Уже в вагоне, спокойно обдумывая все виденное, Воловик понял, что — нет! — не только поэтому. А вот о красоте, о том, чтоб легко и радостно жилось и работалось, стали много заботиться. И, может быть, тут близость коммунизма еще сильнее сказывается, чем в технике новых заводов?
Покачивался вагон, мелькали за окном горы, леса, поля, снова леса, снова поля... Мелькали города, отмечая этапы пути — все ближе, ближе к Ленинграду. В середине пути настроение делегатов как-то сразу переломилось, мысли оторвались от Краснознаменска и устремились домой — что там, как? Опять все собирались в одном купе, подолгу чаевничали и допоздна беседовали.
В последние сутки пути близко сошлись Воловик и Горелов. Как-то вечером они очутились рядом в коридоре у окна, и Воловик неожиданно признался:
— Странное у меня чувство — будто вернусь к себе на завод, и как-то по-новому все увижу. Понимаете, будто глаза зорче, или поумнел, что ли?
— Я — так определенно поумнел, — без улыбки ответил Горелов. — Это бывает, очевидно, если что-нибудь перетряхнет как следует. Вот и когда меня с турбинного цеха сняли...

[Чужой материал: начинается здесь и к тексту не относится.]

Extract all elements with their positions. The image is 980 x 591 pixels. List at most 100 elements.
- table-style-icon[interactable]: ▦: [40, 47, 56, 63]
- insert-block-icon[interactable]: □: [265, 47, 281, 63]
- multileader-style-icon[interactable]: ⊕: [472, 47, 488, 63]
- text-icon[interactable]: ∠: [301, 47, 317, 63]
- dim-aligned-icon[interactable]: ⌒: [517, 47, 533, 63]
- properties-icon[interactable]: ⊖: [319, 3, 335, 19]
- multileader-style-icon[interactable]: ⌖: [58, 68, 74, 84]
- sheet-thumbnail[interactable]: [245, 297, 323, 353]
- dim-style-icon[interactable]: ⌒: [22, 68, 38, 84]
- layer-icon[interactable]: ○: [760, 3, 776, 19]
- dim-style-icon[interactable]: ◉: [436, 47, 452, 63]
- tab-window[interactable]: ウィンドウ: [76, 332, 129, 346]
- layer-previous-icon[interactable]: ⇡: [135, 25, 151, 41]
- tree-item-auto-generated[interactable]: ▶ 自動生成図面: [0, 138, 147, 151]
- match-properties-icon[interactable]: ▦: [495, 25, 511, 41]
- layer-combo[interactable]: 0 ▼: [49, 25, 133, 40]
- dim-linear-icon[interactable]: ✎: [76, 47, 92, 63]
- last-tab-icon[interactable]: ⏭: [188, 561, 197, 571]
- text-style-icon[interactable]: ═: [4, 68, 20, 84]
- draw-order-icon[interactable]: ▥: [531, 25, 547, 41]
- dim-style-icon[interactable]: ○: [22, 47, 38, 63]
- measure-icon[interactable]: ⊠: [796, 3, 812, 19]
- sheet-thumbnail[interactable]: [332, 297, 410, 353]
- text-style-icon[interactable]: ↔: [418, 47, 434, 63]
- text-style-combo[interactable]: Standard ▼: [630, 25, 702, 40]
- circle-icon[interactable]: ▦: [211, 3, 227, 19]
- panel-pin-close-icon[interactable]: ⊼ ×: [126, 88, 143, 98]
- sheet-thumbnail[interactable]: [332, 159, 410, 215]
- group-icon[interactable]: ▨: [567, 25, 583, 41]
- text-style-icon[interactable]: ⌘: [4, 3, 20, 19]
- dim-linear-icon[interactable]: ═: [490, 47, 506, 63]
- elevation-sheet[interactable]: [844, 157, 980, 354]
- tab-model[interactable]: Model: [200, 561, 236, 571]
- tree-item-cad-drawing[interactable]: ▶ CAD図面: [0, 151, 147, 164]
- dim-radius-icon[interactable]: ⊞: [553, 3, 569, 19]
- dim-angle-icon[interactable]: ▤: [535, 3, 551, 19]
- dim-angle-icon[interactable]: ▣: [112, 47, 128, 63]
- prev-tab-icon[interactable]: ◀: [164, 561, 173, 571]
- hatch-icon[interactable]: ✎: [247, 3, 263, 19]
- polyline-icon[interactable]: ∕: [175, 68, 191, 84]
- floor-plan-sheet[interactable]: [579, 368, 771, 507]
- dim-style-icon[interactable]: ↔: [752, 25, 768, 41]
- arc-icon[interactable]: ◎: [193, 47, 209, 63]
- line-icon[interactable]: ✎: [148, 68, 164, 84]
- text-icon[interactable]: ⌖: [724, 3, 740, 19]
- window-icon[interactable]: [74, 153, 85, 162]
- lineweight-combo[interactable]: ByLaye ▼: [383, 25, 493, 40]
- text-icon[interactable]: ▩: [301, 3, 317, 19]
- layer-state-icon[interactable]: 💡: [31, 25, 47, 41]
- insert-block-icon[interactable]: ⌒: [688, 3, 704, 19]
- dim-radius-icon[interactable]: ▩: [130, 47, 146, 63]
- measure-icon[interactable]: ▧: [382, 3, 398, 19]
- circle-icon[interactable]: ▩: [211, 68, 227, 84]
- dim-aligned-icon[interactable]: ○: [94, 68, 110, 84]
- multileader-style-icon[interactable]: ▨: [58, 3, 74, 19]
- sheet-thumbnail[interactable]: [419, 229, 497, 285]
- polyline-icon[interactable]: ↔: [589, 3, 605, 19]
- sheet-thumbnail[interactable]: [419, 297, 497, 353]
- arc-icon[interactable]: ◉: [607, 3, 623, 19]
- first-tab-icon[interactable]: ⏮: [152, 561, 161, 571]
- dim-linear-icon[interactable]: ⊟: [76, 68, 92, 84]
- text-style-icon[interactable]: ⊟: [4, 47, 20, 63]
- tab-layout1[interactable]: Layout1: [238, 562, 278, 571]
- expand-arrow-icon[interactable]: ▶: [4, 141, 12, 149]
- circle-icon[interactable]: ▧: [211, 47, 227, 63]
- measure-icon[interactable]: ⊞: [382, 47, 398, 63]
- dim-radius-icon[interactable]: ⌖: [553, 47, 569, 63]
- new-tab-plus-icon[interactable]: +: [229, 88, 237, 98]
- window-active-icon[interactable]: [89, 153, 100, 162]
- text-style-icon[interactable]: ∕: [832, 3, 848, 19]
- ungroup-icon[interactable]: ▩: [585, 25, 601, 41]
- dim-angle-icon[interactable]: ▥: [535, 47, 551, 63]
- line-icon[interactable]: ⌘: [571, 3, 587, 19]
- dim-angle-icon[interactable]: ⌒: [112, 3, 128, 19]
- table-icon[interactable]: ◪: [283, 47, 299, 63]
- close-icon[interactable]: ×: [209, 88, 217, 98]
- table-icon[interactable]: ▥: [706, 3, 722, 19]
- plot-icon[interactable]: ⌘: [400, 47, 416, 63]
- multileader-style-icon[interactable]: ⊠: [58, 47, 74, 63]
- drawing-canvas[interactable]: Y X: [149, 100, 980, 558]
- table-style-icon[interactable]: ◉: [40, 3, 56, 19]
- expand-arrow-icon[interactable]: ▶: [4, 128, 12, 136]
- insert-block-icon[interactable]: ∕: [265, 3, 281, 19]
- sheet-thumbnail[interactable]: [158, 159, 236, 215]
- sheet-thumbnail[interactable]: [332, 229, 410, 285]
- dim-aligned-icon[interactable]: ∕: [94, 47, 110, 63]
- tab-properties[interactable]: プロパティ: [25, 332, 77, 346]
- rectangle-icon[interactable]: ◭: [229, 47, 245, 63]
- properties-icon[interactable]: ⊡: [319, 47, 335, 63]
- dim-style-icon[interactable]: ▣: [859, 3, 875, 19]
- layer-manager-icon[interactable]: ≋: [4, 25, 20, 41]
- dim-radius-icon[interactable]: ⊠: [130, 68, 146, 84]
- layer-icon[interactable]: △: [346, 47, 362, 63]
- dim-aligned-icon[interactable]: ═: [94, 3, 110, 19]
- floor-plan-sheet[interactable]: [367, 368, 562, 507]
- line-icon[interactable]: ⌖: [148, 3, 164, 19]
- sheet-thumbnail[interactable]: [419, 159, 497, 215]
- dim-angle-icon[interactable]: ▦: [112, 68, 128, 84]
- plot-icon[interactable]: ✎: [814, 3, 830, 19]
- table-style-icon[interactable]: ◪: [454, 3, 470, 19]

Он исподлобья глянул на собеседника:
— Вспоминают там меня, или уже позабыли?
— Помнят, — сказал Воловик.
— Ну и что ж — ругают, наверно?
— Да нет, Владимир Петрович, говорят всякое, но больше хорошего. Ваши успехи у нас известны.
Ему было неловко говорить об этом с Гореловым — человек по минутной слабости откровенничает, а потом, должно быть, пожалеет. Кто ему Воловик? Случайный попутчик, встретились и расстались...
— Я сделал тогда ряд непростительных ошибок, — тихо говорил Горелов. — Знаете, Александр Васильевич, есть такая страшная штука — сила инерции. В физике у нее свое место, но не о том речь. А вот в психологии человека это страшная штука, очень страшная. Вы изобретатель, должны знать: очень плохо, когда она овладеет твоей мыслью. Все новое возникает наперекор ей. А со мной вышло так, что подчинило. За много лет ко всему в цехе притерпелся, привык. Шел привычным путем. А только если б дали мне самому исправить — исправил бы.